Sequence analysis of gp20 in T4D and the T4 am20 mutants E208 and E481. The first 16 codons of gp20 of the wild-type T4D (A) and the identical codons of the mutants E208 and E481 (B) are shown. The amber mutation (codon 12) is highlighted in bold, and the ribosome binding sequence (RBS) of gp20s is underlined. The start codon of gp20s is at codon 15. (C) The expression of gp20 and gp20s was analyzed in infected E. coli CR (lanes 1, 3, and 5) and E. coli B (lanes 2, 4, and 6) with an antibody to gp20. To resolve the difference between gp20 and gp20s, a 40-cm-long 7.5% SDS-polyacrylamide gel was used.

Fig 2

Complementation of the T4 am20 mutants by plasmid-borne expression. Diluted phage stocks were spotted onto top agar containing a lawn of E. coli B cells bearing the following plasmids: pT20-40 (A), pT20s-40 (B), pET20-40 (C), and pT20_gfp-40 (D). For a control, E. coli CR and B with no plasmid were tested as plating bacteria (E, F).

Fig 3

Cellular localization of gp20 in uninfected and T4-infected cells. gp20-GFP fusion proteins were expressed in E. coli B for 5 h and examined with fluoromicroscopy (A through C). The plasmid-expressed gp20 (A, C) and the gp20s expressed from E481-infected cells (B) are shown. For a control, GFP alone was expressed under the same conditions (D, E).

Fig 4

Plasmid-encoded gp20 is found in the membrane fraction, whereas gp40 is in the supernatant. E. coli BL21 cultures expressing His-gp20 with gp40 and His-gp20s with gp40 were lysed by a French press and analyzed for soluble and membrane-bound protein (A). The soluble fraction (S) and the membrane fraction (P) were collected by centrifugation and analyzed for their protein content on a Western blot using the respective antibodies. (B) The membrane fraction was placed onto a sucrose step gradient, and fractions 1 to 8 were analyzed for their content of leader peptidase (inner membrane marker protein, top panel), His-gp20 (central panel), and His-gp20s (lower panel) on Western blots.

Fig 5

Membrane binding of gp20. The binding is sensitive to 900 mM NaCl (A).
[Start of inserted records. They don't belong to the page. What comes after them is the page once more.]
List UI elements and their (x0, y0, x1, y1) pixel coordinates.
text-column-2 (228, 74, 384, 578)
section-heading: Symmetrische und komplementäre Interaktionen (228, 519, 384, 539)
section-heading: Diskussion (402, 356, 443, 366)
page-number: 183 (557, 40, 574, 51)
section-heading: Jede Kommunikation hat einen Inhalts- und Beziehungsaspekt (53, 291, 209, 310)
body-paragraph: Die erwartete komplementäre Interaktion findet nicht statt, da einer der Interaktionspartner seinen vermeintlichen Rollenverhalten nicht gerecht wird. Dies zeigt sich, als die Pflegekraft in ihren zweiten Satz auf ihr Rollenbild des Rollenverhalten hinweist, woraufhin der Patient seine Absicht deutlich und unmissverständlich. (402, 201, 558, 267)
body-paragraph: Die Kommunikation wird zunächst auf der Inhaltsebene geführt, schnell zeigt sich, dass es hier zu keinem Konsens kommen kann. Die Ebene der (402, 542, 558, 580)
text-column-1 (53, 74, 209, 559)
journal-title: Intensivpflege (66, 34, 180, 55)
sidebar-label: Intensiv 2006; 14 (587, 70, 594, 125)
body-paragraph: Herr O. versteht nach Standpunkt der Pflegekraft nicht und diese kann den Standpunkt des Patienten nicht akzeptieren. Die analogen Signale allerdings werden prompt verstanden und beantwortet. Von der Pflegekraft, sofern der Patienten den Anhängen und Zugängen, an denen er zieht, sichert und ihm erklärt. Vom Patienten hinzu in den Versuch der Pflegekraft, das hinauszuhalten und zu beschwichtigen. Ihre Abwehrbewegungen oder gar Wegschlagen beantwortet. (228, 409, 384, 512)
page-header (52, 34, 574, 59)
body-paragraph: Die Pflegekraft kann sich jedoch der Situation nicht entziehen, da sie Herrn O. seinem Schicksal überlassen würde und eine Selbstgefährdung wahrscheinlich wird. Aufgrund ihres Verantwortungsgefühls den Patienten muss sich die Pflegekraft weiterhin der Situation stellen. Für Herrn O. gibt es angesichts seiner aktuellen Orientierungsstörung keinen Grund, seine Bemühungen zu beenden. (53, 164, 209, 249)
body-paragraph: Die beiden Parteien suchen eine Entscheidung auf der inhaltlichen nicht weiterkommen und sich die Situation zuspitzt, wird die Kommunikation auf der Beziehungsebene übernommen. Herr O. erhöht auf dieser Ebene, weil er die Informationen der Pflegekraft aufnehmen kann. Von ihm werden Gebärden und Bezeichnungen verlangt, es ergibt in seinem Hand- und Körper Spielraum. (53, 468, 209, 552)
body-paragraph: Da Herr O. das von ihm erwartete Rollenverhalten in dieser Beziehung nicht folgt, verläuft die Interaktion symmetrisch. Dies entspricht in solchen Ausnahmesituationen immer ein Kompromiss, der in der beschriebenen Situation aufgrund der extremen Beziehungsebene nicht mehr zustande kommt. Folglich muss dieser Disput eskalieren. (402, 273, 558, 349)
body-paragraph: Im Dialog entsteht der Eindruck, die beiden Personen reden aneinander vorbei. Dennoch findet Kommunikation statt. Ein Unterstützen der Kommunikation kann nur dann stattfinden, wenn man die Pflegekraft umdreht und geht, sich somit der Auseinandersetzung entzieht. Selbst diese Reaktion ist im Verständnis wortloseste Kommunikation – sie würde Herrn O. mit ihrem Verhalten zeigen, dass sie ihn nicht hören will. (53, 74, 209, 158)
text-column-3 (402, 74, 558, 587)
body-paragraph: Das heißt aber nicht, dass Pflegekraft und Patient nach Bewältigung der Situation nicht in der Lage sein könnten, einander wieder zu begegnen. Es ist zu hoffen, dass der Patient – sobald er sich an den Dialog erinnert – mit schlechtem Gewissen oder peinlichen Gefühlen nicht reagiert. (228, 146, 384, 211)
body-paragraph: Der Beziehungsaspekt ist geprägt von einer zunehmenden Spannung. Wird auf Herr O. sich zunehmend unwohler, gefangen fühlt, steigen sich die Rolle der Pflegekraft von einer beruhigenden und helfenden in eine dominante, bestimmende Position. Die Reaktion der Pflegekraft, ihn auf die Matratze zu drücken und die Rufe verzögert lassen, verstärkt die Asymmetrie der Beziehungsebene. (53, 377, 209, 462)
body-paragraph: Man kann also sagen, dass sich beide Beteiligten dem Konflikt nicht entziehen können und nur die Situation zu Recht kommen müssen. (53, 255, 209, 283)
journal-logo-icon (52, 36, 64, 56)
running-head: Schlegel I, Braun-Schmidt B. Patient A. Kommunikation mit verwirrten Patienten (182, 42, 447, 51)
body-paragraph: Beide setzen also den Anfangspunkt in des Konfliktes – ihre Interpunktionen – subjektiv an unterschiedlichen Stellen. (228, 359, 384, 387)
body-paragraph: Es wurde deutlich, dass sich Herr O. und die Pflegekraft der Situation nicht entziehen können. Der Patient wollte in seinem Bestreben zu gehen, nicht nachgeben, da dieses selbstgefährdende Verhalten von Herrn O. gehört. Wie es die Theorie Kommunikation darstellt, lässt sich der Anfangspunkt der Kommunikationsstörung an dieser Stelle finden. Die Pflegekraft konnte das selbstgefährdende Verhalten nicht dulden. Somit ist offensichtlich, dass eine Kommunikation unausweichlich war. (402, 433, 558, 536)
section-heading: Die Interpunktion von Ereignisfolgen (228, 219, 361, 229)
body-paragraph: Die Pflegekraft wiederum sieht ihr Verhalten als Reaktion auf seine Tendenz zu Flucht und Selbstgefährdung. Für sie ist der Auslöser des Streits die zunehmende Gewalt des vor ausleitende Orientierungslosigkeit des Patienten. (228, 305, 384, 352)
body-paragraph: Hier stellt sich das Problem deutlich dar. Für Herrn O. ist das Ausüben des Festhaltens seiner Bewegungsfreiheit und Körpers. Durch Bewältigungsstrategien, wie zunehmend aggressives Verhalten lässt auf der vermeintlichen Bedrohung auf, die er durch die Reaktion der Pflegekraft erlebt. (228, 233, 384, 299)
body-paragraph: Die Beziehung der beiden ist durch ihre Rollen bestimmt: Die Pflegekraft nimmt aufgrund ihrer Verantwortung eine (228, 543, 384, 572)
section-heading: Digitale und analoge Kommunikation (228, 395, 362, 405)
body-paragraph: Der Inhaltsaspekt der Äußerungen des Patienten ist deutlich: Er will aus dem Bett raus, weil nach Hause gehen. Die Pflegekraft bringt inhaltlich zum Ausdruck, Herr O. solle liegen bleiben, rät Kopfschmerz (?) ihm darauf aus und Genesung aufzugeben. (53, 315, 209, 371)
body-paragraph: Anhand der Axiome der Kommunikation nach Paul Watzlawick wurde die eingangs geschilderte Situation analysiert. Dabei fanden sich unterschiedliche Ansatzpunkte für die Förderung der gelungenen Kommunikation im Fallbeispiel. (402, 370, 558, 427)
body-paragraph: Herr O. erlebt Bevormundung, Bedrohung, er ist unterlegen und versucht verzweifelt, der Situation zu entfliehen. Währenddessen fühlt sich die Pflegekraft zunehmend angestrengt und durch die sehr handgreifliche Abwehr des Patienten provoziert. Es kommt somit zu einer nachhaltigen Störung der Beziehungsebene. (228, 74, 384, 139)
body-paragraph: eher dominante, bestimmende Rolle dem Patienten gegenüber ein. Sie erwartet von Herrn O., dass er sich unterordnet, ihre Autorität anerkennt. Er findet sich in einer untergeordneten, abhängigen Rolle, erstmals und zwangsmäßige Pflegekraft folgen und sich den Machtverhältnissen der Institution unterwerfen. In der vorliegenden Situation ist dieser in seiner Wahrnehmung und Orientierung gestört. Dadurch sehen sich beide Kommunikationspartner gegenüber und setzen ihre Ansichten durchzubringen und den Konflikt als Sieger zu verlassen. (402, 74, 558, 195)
Membrane fractions containing His-gp20 were extracted with the indicated NaCl concentrations and collected by centrifugation. Supernatant (S) and pellet fractions (P) were analyzed. (B) Affinity purification of His-gp20 does not show any comigrating protein. Load fraction (lane 1), flowthrough (lane 2), wash (lane 3), and elution (lanes 4 and 5) are shown.

Fig 6

Cross-linking of His-gp20. E. coli BL21 cells expressing His-gp20 were lysed, and the membrane fraction was treated with 0.6% formaldehyde for 30 min. To resolve the cross-links, the sample was incubated at 95°C for 20 min. To identify the protein bands, mass spectrometry was performed and the peptides were identified. 1, DnaK; 2, YidC; 3, GroEL; 4, Tig; 5, EF-Tu.

Fig 7

Protease mapping of His-gp20 and His-gp20s. E. coli BL21 cells expressing His-gp20 (A) or His-gp20s (B) were converted to spheroplasts and analyzed on a Western blot (lanes 1). To one aliquot, proteinase K (1 mg/ml) was added for 1 h (lane 2), and for another aliquot, the cells were lysed by 3% Triton X-100 and digested by proteinase K for 1 h (lane 3).

Fig 8

Proheads isolated from T4 am20E481-infected cells. (A) E. coli B cells were infected with T4 amE481, and the lysate was analyzed by electron microscopy. Bar = 100 nm. (B) Phage heads (lanes 1 and 5) and proheads from T4 amE481-infected cells (lanes 2 to 4) were purified, and their proteins were analyzed by SDS-PAGE (lanes 1 and 2) and by Western blotting to gp20 (lanes 3 to 5). The gp23 and IPIII proteins were identified by their molecular weight (MW, in thousands) and by mass spectrometry. To resolve the difference between gp20 and gp20s, the Western blot was made from a high-resolution 40-cm SDS-PAGE. Two different amounts of T4 amE481 proheads were applied in lanes 3 and 4.

Fig 9

Assembly intermediates accumulating in T4 am20E481-infected cells. A gallery of proheads showing connected neck structures. Bar = 100 nm.